Em alguma manhã

Eu gosto de como a luz do sol invade minha casa no verão. 

Eu conheço a luz de todas as manhãs, de cada estação. Durante anos eu observei. Eu me lembro do cheiro de cada aurora. Eu lembro de cada dia que esperei amanhecer pra começar a adormecer.

Mas tenho essas outras lembranças. Elas nem parecem minhas. 
Na realidade eu estou vivendo uma vida que não parece minha. E me dói deixar o passado, mesmo que me lembre dele como se tudo não passasse de uma grande invenção. São lembranças incríveis, dolorosas, impossíveis. Como daquela vez em que eu posso jurar que voei além de tudo o que existida. Ou aquela outra em que eu deixei de existir e vaguei por um buraco negro cheio de escuridão. E teve também aquela vez em que fui feliz.
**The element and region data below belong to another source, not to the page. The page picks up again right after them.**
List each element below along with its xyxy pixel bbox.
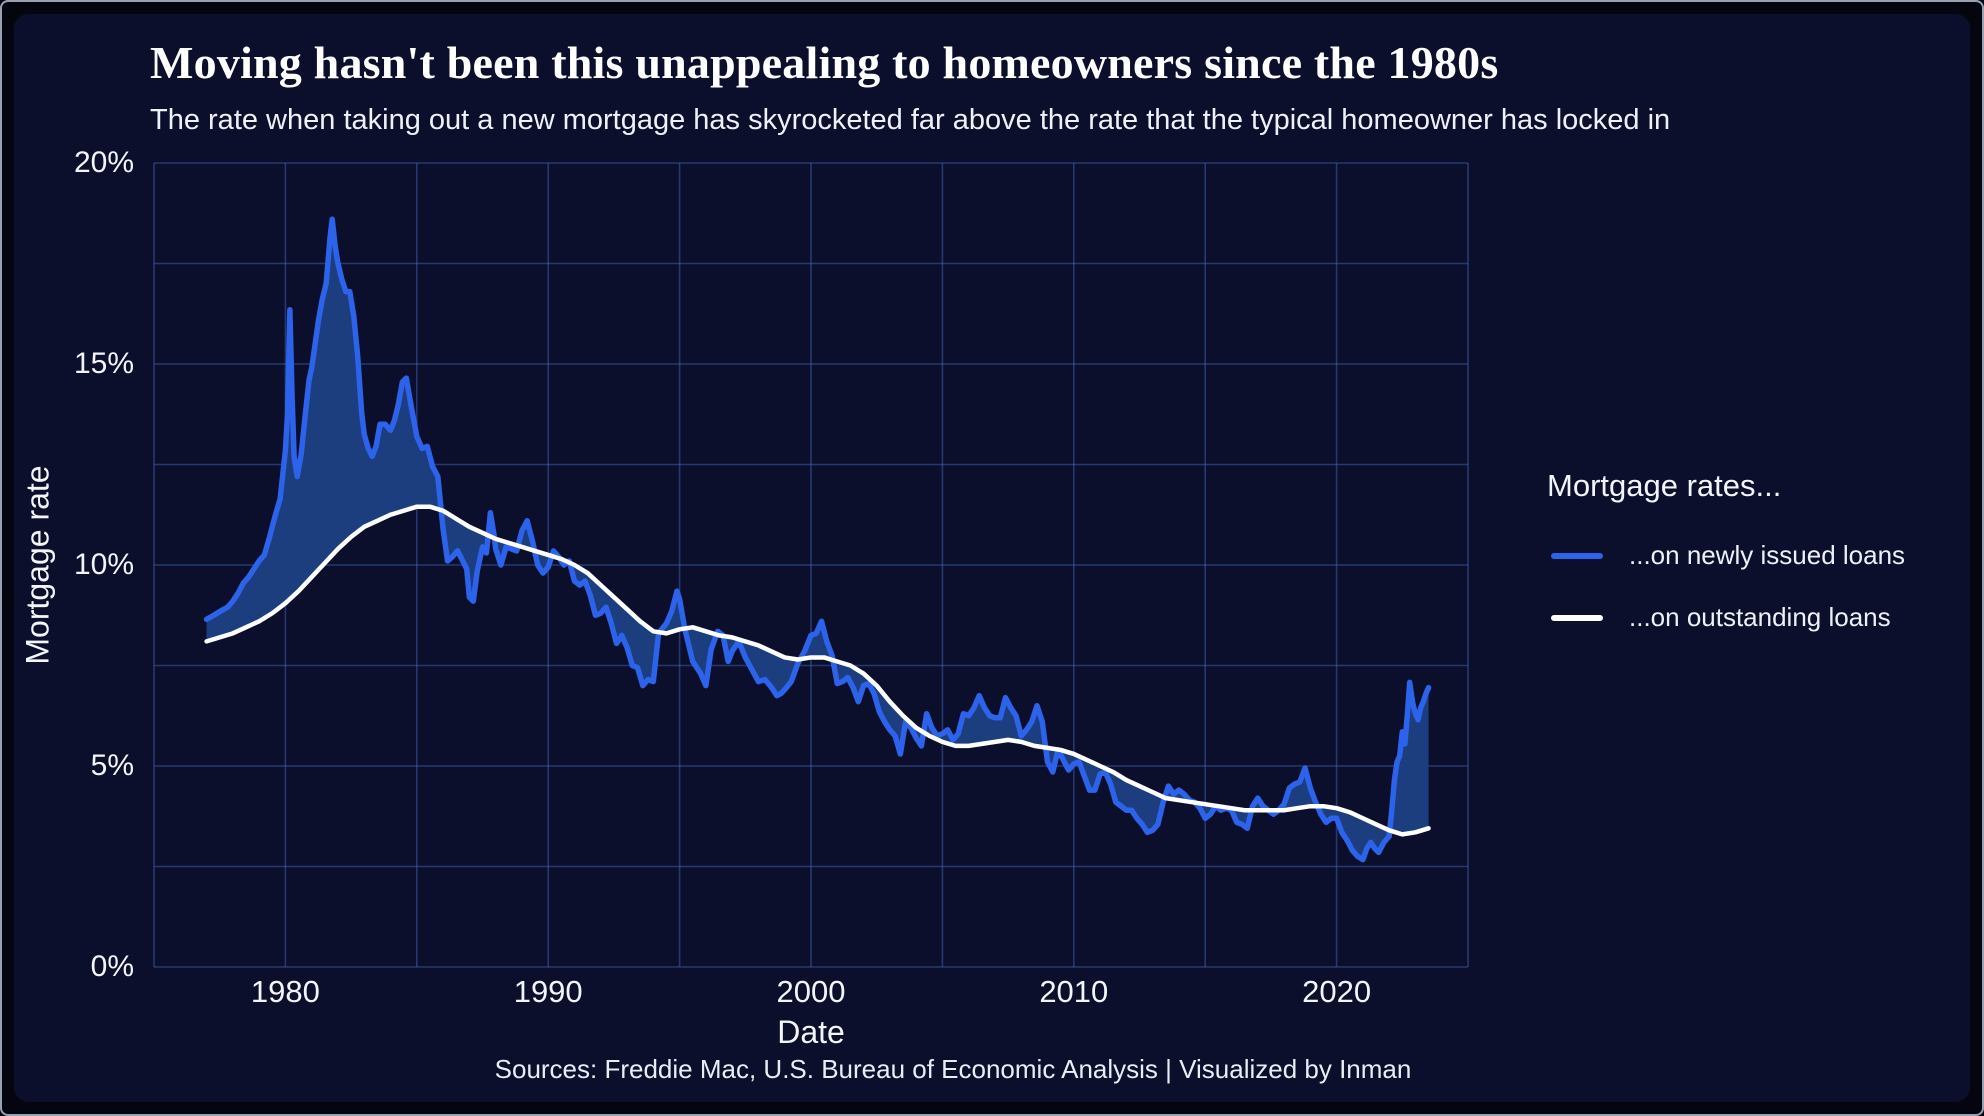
x-axis-title: Date — [777, 1014, 845, 1050]
x-tick-label: 1990 — [513, 974, 583, 1009]
chart-subtitle: The rate when taking out a new mortgage … — [150, 104, 1671, 136]
x-tick-label: 2020 — [1302, 974, 1372, 1009]
x-tick-label: 1980 — [250, 974, 320, 1009]
y-tick-label: 0% — [90, 950, 134, 983]
chart-title: Moving hasn't been this unappealing to h… — [150, 37, 1499, 88]
legend-label-outstanding-loans: ...on outstanding loans — [1629, 602, 1891, 632]
y-tick-label: 15% — [73, 347, 134, 380]
chart-background-panel — [14, 14, 1970, 1102]
legend-swatch-outstanding-loans-icon — [1551, 615, 1603, 621]
legend-title: Mortgage rates... — [1547, 468, 1782, 503]
legend-swatch-new-loans-icon — [1551, 553, 1603, 559]
x-tick-label: 2010 — [1039, 974, 1109, 1009]
y-tick-label: 5% — [90, 749, 134, 782]
legend-label-new-loans: ...on newly issued loans — [1629, 540, 1906, 570]
x-tick-label: 2000 — [776, 974, 846, 1009]
y-tick-label: 20% — [73, 146, 134, 179]
y-tick-label: 10% — [73, 548, 134, 581]
source-attribution: Sources: Freddie Mac, U.S. Bureau of Eco… — [494, 1054, 1412, 1084]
Tudo isso foi real? Eu sou real? Eu realmente existo e sinto e choro e sorrio? 
Todas as palavras que eu li escrevi redigi foram por esses olhos que eu vivi? 
Foram essas mãos que tocaram aquelas mãos?
Foi esse aquele coração?

Creio que não. Eu estou completamente distante do que eu fui, de quem eu já vi em mim. 
Eu não sei em que ponto tudo mudou, mas só porque não me lembro não significa que não aconteceu. Tudo mudou. E mudou de novo. E agora eu apenas não sei como as coisas estão. 
Eu apenas não sei se todas as memórias que eu perdi foram em vão.
Nem quero elas de volta, só sinto que perdi algo importante aqui, no meio dessas palavras. 
Em algum momento eu me perdi de mim.